Synthetic pectin-cellulose nanofiber capsule provides minimal model capturing mechanics of a regenerating plant cell wall

Plant primary cell walls are dynamic supramolecular assemblies composed of layered cellulose, hemicellulose and pectin, progressively built through synthesis and secretion. However, the specific architectural features and structural components sufficient to endow the mechanical properties of the wall remain unclear. Here, we construct a minimal synthetic spherical shell and compare its structural and mechanical properties to those of a plant single-cell system. To eliminate complexities from intercellular connectivity and developmental history, we exploit the ability of plant protoplasts to regenerate cell walls de novo. Compression tests of regenerating protoplasts between parallel plates reveal that wall stiffness increases with wall thickening over time.

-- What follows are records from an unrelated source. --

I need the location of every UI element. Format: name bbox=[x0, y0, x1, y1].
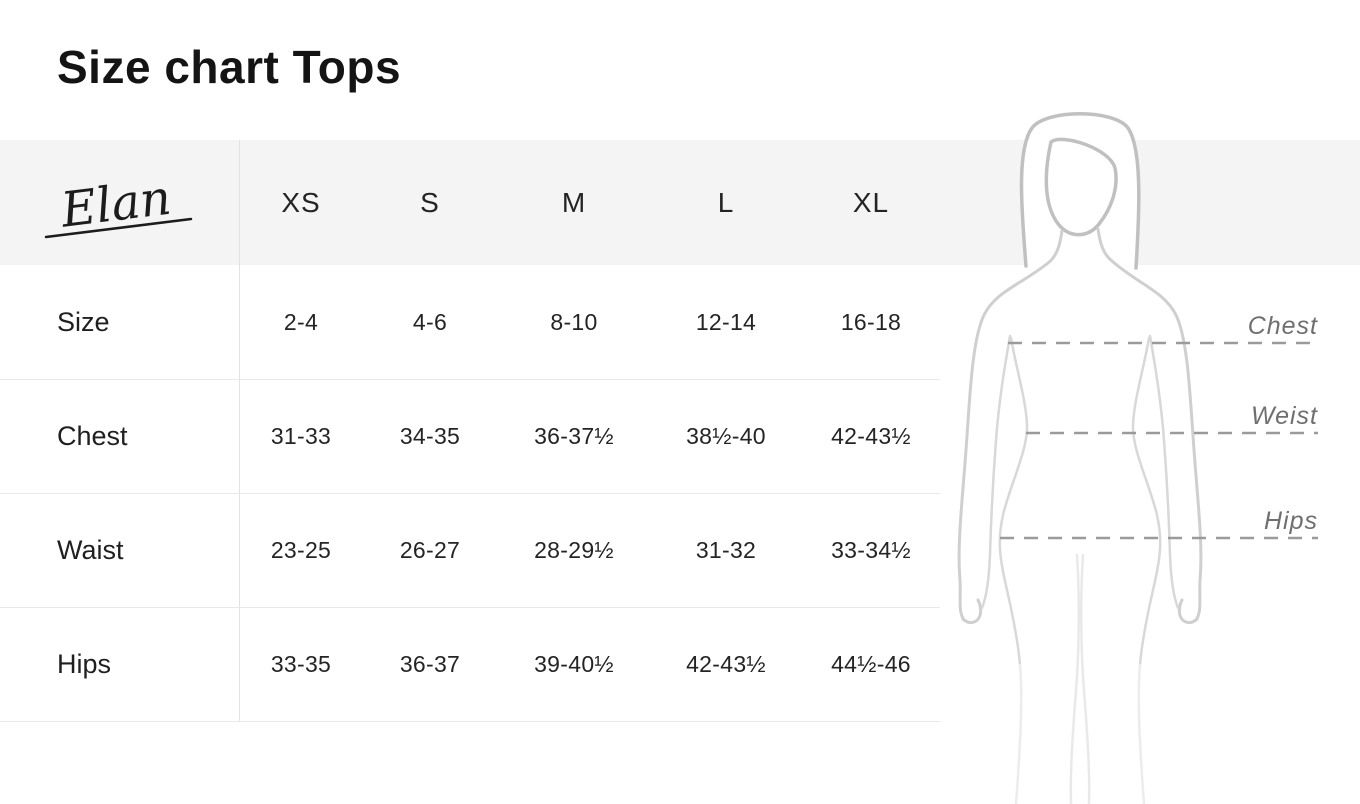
waist-measure-label: Weist bbox=[1251, 402, 1318, 430]
row-label-size: Size bbox=[0, 265, 240, 379]
neck-left-line bbox=[1046, 229, 1064, 265]
hips-l-value: 42-43½ bbox=[686, 651, 766, 677]
right-outer-leg bbox=[1137, 663, 1146, 804]
hips-s-value: 36-37 bbox=[399, 651, 461, 677]
hips-xs-value: 33-35 bbox=[270, 651, 332, 677]
size-table: Elan XS S M L XL Size 2-4 4-6 8-10 12-14… bbox=[0, 140, 940, 722]
table-row-hips: Hips 33-35 36-37 39-40½ 42-43½ 44½-46 bbox=[0, 608, 940, 722]
size-header-xl: XL bbox=[852, 186, 890, 218]
size-s-value: 4-6 bbox=[412, 308, 448, 335]
size-xl-value: 16-18 bbox=[840, 308, 902, 335]
body-silhouette-illustration: Chest Weist Hips bbox=[957, 112, 1318, 804]
size-l-value: 12-14 bbox=[695, 308, 757, 335]
left-inner-arm bbox=[980, 334, 1012, 610]
hips-measure-label: Hips bbox=[1264, 507, 1318, 535]
waist-m-value: 28-29½ bbox=[534, 537, 614, 563]
table-row-size: Size 2-4 4-6 8-10 12-14 16-18 bbox=[0, 265, 940, 380]
brand-logo: Elan bbox=[44, 169, 192, 238]
waist-xl-value: 33-34½ bbox=[831, 537, 911, 563]
left-inner-leg bbox=[1069, 553, 1080, 804]
row-label-waist: Waist bbox=[0, 494, 240, 607]
chest-xl-value: 42-43½ bbox=[831, 423, 911, 449]
brand-logo-underline bbox=[44, 217, 192, 238]
chest-measure-label: Chest bbox=[1248, 312, 1318, 340]
hair-outline bbox=[1019, 112, 1141, 270]
row-label-hips: Hips bbox=[0, 608, 240, 721]
hips-m-value: 39-40½ bbox=[534, 651, 614, 677]
table-row-waist: Waist 23-25 26-27 28-29½ 31-32 33-34½ bbox=[0, 494, 940, 608]
chest-m-value: 36-37½ bbox=[534, 423, 614, 449]
row-label-chest: Chest bbox=[0, 380, 240, 493]
right-torso-line bbox=[1131, 336, 1162, 667]
face-outline bbox=[1044, 137, 1118, 237]
brand-logo-cell: Elan bbox=[0, 140, 240, 265]
table-row-chest: Chest 31-33 34-35 36-37½ 38½-40 42-43½ bbox=[0, 380, 940, 494]
chest-s-value: 34-35 bbox=[399, 423, 461, 449]
waist-s-value: 26-27 bbox=[399, 537, 461, 563]
size-xs-value: 2-4 bbox=[283, 308, 319, 335]
neck-right-line bbox=[1096, 227, 1114, 263]
left-torso-line bbox=[998, 336, 1029, 667]
waist-l-value: 31-32 bbox=[695, 537, 757, 563]
page-title: Size chart Tops bbox=[57, 41, 402, 93]
size-m-value: 8-10 bbox=[550, 308, 598, 335]
size-header-s: S bbox=[420, 186, 440, 218]
left-outer-leg bbox=[1014, 663, 1023, 804]
waist-xs-value: 23-25 bbox=[270, 537, 332, 563]
left-shoulder-arm bbox=[957, 261, 1050, 625]
chest-l-value: 38½-40 bbox=[686, 423, 766, 449]
chest-xs-value: 31-33 bbox=[270, 423, 332, 449]
right-inner-leg bbox=[1080, 553, 1091, 804]
hips-xl-value: 44½-46 bbox=[831, 651, 911, 677]
size-table-header-row: Elan XS S M L XL bbox=[0, 140, 940, 265]
size-header-xs: XS bbox=[281, 186, 321, 218]
size-header-m: M bbox=[561, 186, 587, 218]
right-shoulder-arm bbox=[1110, 259, 1203, 625]
size-header-l: L bbox=[717, 186, 735, 218]
right-inner-arm bbox=[1148, 334, 1180, 610]
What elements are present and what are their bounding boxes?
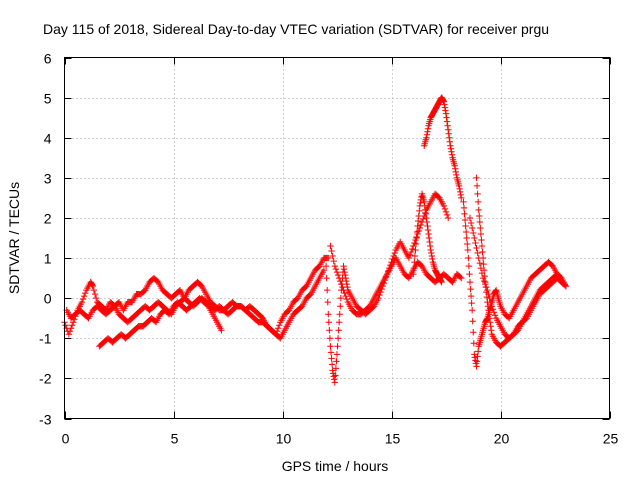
interpolated-points xyxy=(410,192,445,285)
interpolated-points xyxy=(460,204,569,367)
data-point xyxy=(331,262,339,270)
series-trace-f xyxy=(421,94,465,202)
y-tick-label: -2 xyxy=(39,371,52,387)
x-tick-label: 15 xyxy=(385,431,401,447)
data-point xyxy=(442,110,450,117)
y-tick-label: 1 xyxy=(44,251,52,267)
data-point xyxy=(340,286,347,294)
interpolated-points xyxy=(421,95,464,199)
data-point xyxy=(414,222,421,230)
data-point xyxy=(335,274,343,282)
data-point xyxy=(425,230,432,238)
data-point xyxy=(412,246,419,254)
series-trace-j xyxy=(410,190,445,286)
y-tick-label: 2 xyxy=(44,211,52,227)
data-point xyxy=(475,206,482,214)
data-point xyxy=(473,174,480,182)
data-points xyxy=(61,94,570,386)
y-tick-label: 5 xyxy=(44,91,52,107)
y-tick-label: 3 xyxy=(44,171,52,187)
data-point xyxy=(333,351,341,358)
y-tick-label: 4 xyxy=(44,131,52,147)
data-point xyxy=(460,198,467,206)
series-trace-i xyxy=(473,174,561,350)
x-tick-label: 0 xyxy=(62,431,70,447)
data-point xyxy=(447,142,454,149)
data-point xyxy=(329,367,336,374)
data-point xyxy=(471,234,478,242)
data-point xyxy=(70,319,77,326)
data-point xyxy=(427,246,434,254)
data-point xyxy=(322,262,330,270)
data-point xyxy=(466,278,474,286)
x-axis-label: GPS time / hours xyxy=(282,458,389,474)
x-tick-label: 25 xyxy=(603,431,619,447)
grid xyxy=(64,57,610,419)
data-point xyxy=(468,307,476,314)
data-point xyxy=(327,242,334,250)
y-tick-label: -3 xyxy=(39,412,52,428)
data-point xyxy=(327,343,334,350)
data-point xyxy=(335,319,343,326)
series-trace-c xyxy=(96,294,225,350)
x-tick-label: 10 xyxy=(276,431,292,447)
x-tick-label: 20 xyxy=(494,431,510,447)
series-trace-a xyxy=(61,254,332,338)
y-tick-label: 6 xyxy=(44,51,52,67)
data-point xyxy=(466,214,474,222)
data-point xyxy=(65,331,73,338)
data-point xyxy=(484,298,491,306)
data-point xyxy=(464,246,471,254)
data-point xyxy=(423,214,430,222)
data-point xyxy=(325,311,332,318)
chart-title: Day 115 of 2018, Sidereal Day-to-day VTE… xyxy=(43,21,549,37)
data-point xyxy=(410,270,417,278)
interpolated-points xyxy=(328,247,464,318)
data-point xyxy=(462,222,469,230)
tick-labels: 0 5 10 15 20 25 -3 -2 -1 0 1 2 3 4 5 6 xyxy=(39,51,618,447)
data-point xyxy=(482,278,489,286)
data-point xyxy=(331,379,339,386)
data-point xyxy=(477,230,485,238)
y-axis-label: SDTVAR / TECUs xyxy=(6,182,22,294)
data-point xyxy=(479,254,487,262)
data-point xyxy=(473,363,480,370)
data-point xyxy=(444,126,452,133)
y-tick-label: 0 xyxy=(44,291,52,307)
data-point xyxy=(458,194,465,202)
plot-frame xyxy=(64,57,610,419)
data-point xyxy=(444,214,452,222)
series-trace-e xyxy=(327,242,465,318)
interpolated-points xyxy=(473,182,560,349)
x-tick-label: 5 xyxy=(171,431,179,447)
data-point xyxy=(471,351,478,358)
axis-ticks xyxy=(64,57,611,420)
data-point xyxy=(340,262,347,270)
y-tick-label: -1 xyxy=(39,331,52,347)
interpolated-points xyxy=(97,295,224,349)
data-point xyxy=(486,315,493,322)
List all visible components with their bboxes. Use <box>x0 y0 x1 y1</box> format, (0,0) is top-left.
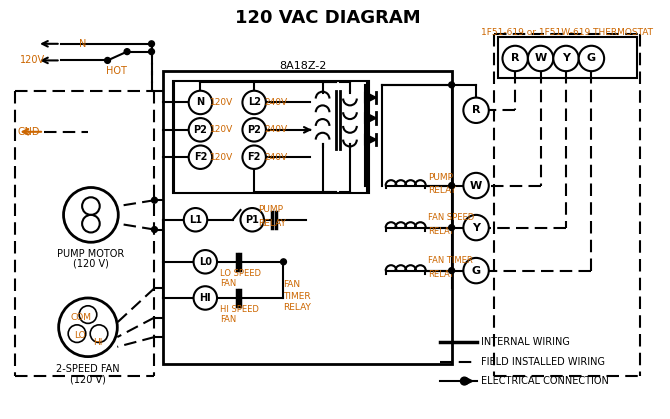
Text: INTERNAL WIRING: INTERNAL WIRING <box>481 337 570 347</box>
Text: W: W <box>470 181 482 191</box>
Circle shape <box>194 286 217 310</box>
Text: FAN: FAN <box>220 315 237 324</box>
Text: 120V: 120V <box>210 153 234 162</box>
Text: (120 V): (120 V) <box>73 259 109 269</box>
Circle shape <box>553 46 579 71</box>
Text: FAN SPEED: FAN SPEED <box>428 213 474 222</box>
Circle shape <box>243 145 266 169</box>
Text: 240V: 240V <box>264 153 287 162</box>
Circle shape <box>464 98 489 123</box>
Text: G: G <box>587 54 596 63</box>
Text: RELAY: RELAY <box>428 186 456 195</box>
Text: R: R <box>472 105 480 115</box>
Circle shape <box>59 298 117 357</box>
Circle shape <box>281 259 287 265</box>
Text: Y: Y <box>562 54 570 63</box>
Text: G: G <box>472 266 480 276</box>
Circle shape <box>449 82 454 88</box>
Text: HI: HI <box>93 339 103 347</box>
Text: COM: COM <box>70 313 91 322</box>
Text: F2: F2 <box>247 152 261 162</box>
Polygon shape <box>364 112 377 124</box>
Text: PUMP: PUMP <box>428 173 453 182</box>
Circle shape <box>243 91 266 114</box>
Circle shape <box>449 183 454 189</box>
Text: HI: HI <box>200 293 211 303</box>
Circle shape <box>68 325 86 342</box>
Circle shape <box>189 118 212 142</box>
Text: GND: GND <box>17 127 40 137</box>
Text: 2-SPEED FAN: 2-SPEED FAN <box>56 365 120 374</box>
Text: 240V: 240V <box>264 125 287 134</box>
Text: R: R <box>511 54 519 63</box>
Circle shape <box>184 208 207 231</box>
Circle shape <box>82 197 100 215</box>
Circle shape <box>79 306 96 323</box>
Circle shape <box>464 215 489 240</box>
Text: RELAY: RELAY <box>283 303 312 312</box>
Circle shape <box>464 173 489 198</box>
Text: L0: L0 <box>199 257 212 267</box>
Text: 120V: 120V <box>19 55 45 65</box>
Circle shape <box>579 46 604 71</box>
Text: FAN: FAN <box>220 279 237 288</box>
Circle shape <box>194 250 217 274</box>
Bar <box>173 81 368 194</box>
Text: L1: L1 <box>189 215 202 225</box>
Text: LO SPEED: LO SPEED <box>220 269 261 278</box>
Circle shape <box>449 225 454 230</box>
Polygon shape <box>364 134 377 145</box>
Text: RELAY: RELAY <box>258 219 286 228</box>
Circle shape <box>189 145 212 169</box>
Bar <box>498 37 637 78</box>
Text: W: W <box>535 54 547 63</box>
Text: PUMP MOTOR: PUMP MOTOR <box>58 249 125 259</box>
Text: 1F51-619 or 1F51W-619 THERMOSTAT: 1F51-619 or 1F51W-619 THERMOSTAT <box>481 28 653 36</box>
Text: ELECTRICAL CONNECTION: ELECTRICAL CONNECTION <box>481 376 609 386</box>
Circle shape <box>449 268 454 274</box>
Circle shape <box>502 46 528 71</box>
Text: 120V: 120V <box>210 125 234 134</box>
Circle shape <box>241 208 264 231</box>
Text: RELAY: RELAY <box>428 270 454 279</box>
Text: N: N <box>196 98 204 107</box>
Text: LO: LO <box>74 331 86 340</box>
Circle shape <box>464 258 489 283</box>
Text: FAN TIMER: FAN TIMER <box>428 256 473 265</box>
Circle shape <box>243 118 266 142</box>
Text: 8A18Z-2: 8A18Z-2 <box>279 61 327 71</box>
Text: 120 VAC DIAGRAM: 120 VAC DIAGRAM <box>234 9 420 27</box>
Text: L2: L2 <box>248 98 261 107</box>
Circle shape <box>460 377 468 385</box>
Polygon shape <box>364 92 377 103</box>
Circle shape <box>64 188 119 242</box>
Circle shape <box>90 325 108 342</box>
Text: HI SPEED: HI SPEED <box>220 305 259 314</box>
Text: TIMER: TIMER <box>283 292 311 300</box>
Text: N: N <box>80 39 87 49</box>
Text: 240V: 240V <box>264 98 287 107</box>
Text: FIELD INSTALLED WIRING: FIELD INSTALLED WIRING <box>481 357 605 367</box>
Circle shape <box>149 49 155 54</box>
Text: (120 V): (120 V) <box>70 374 106 384</box>
Circle shape <box>105 57 111 63</box>
Bar <box>163 71 452 365</box>
Circle shape <box>528 46 553 71</box>
Text: 120V: 120V <box>210 98 234 107</box>
Circle shape <box>124 49 130 54</box>
Circle shape <box>189 91 212 114</box>
Text: HOT: HOT <box>106 66 127 76</box>
Text: Y: Y <box>472 222 480 233</box>
Circle shape <box>82 215 100 233</box>
Text: P2: P2 <box>194 125 207 135</box>
Text: FAN: FAN <box>283 280 301 289</box>
Text: P1: P1 <box>245 215 259 225</box>
Circle shape <box>149 41 155 47</box>
Circle shape <box>151 227 157 233</box>
Text: RELAY: RELAY <box>428 227 454 236</box>
Text: P2: P2 <box>247 125 261 135</box>
Circle shape <box>151 197 157 203</box>
Text: PUMP: PUMP <box>258 205 283 215</box>
Text: F2: F2 <box>194 152 207 162</box>
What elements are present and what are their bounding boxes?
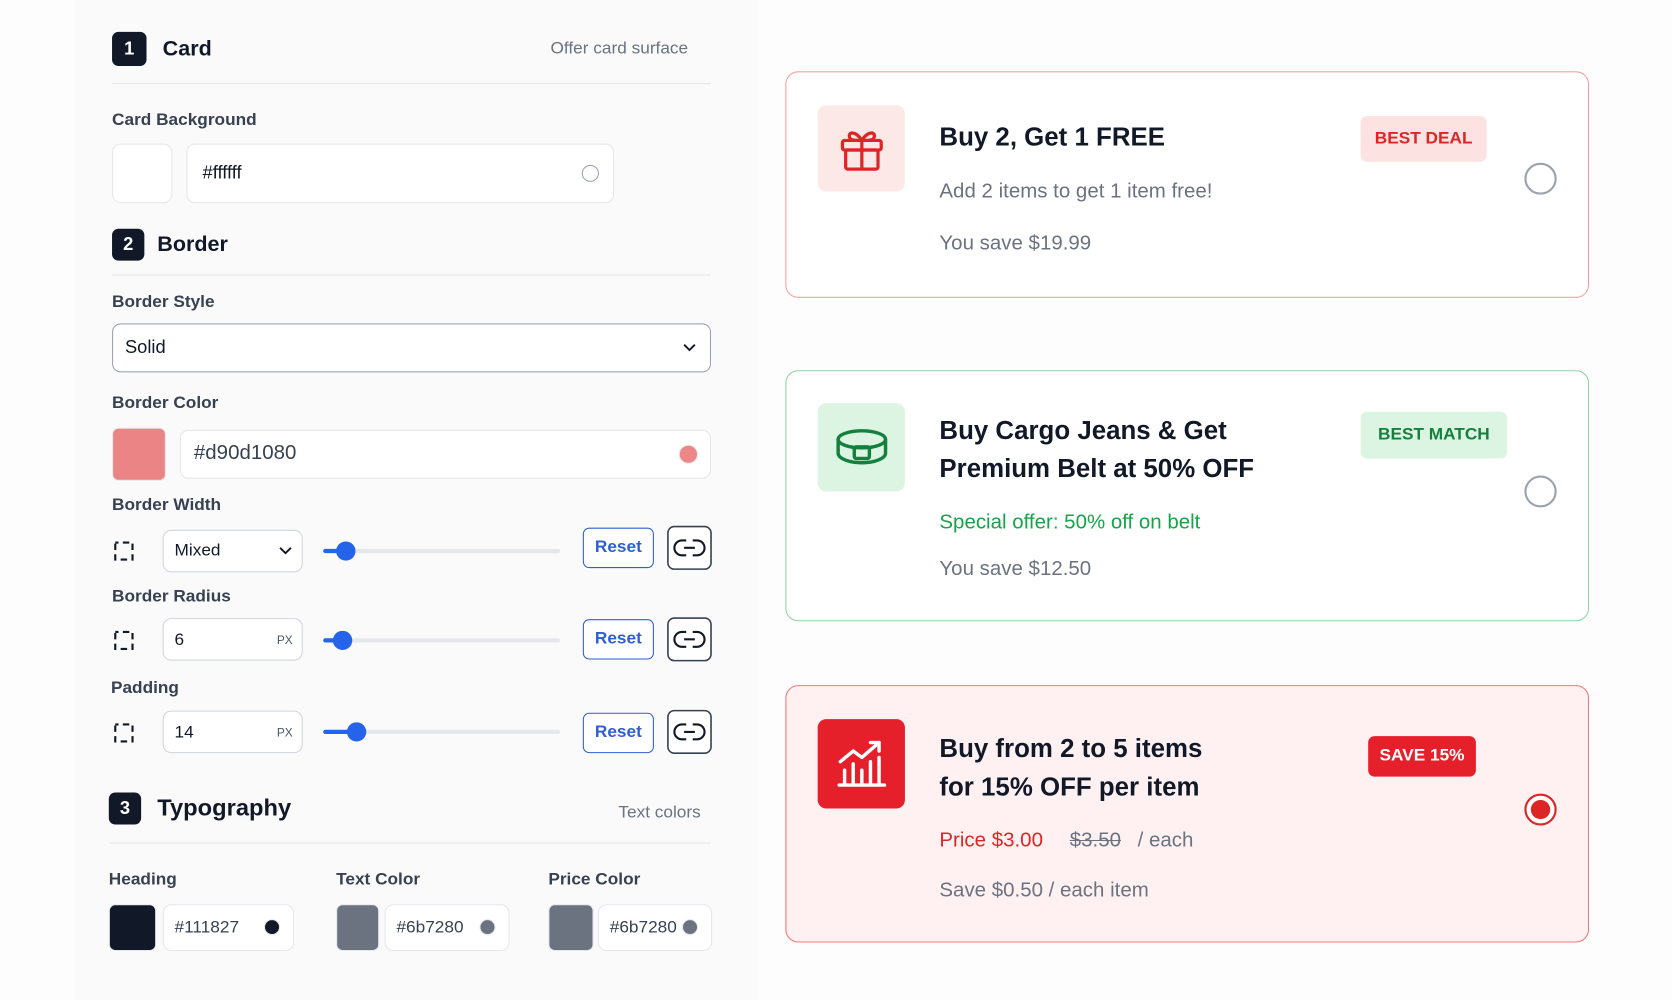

Despite differences in assembly pathways, architecture, and composition, the synthetic shell exhibits a similar thickness-dependent modulus and similar material stiffness. The synthetic shell, composed of pectin and cellulose layers, mirrors the mechanical behavior of regenerating primary cell walls, suggesting that these components are sufficient to confer key viscoelastic properties in the limit of small deformations. Given the complexity of natural plant cell walls, the synthetic analogue offers a controllable platform to dissect the mechanical contributions of individual wall components.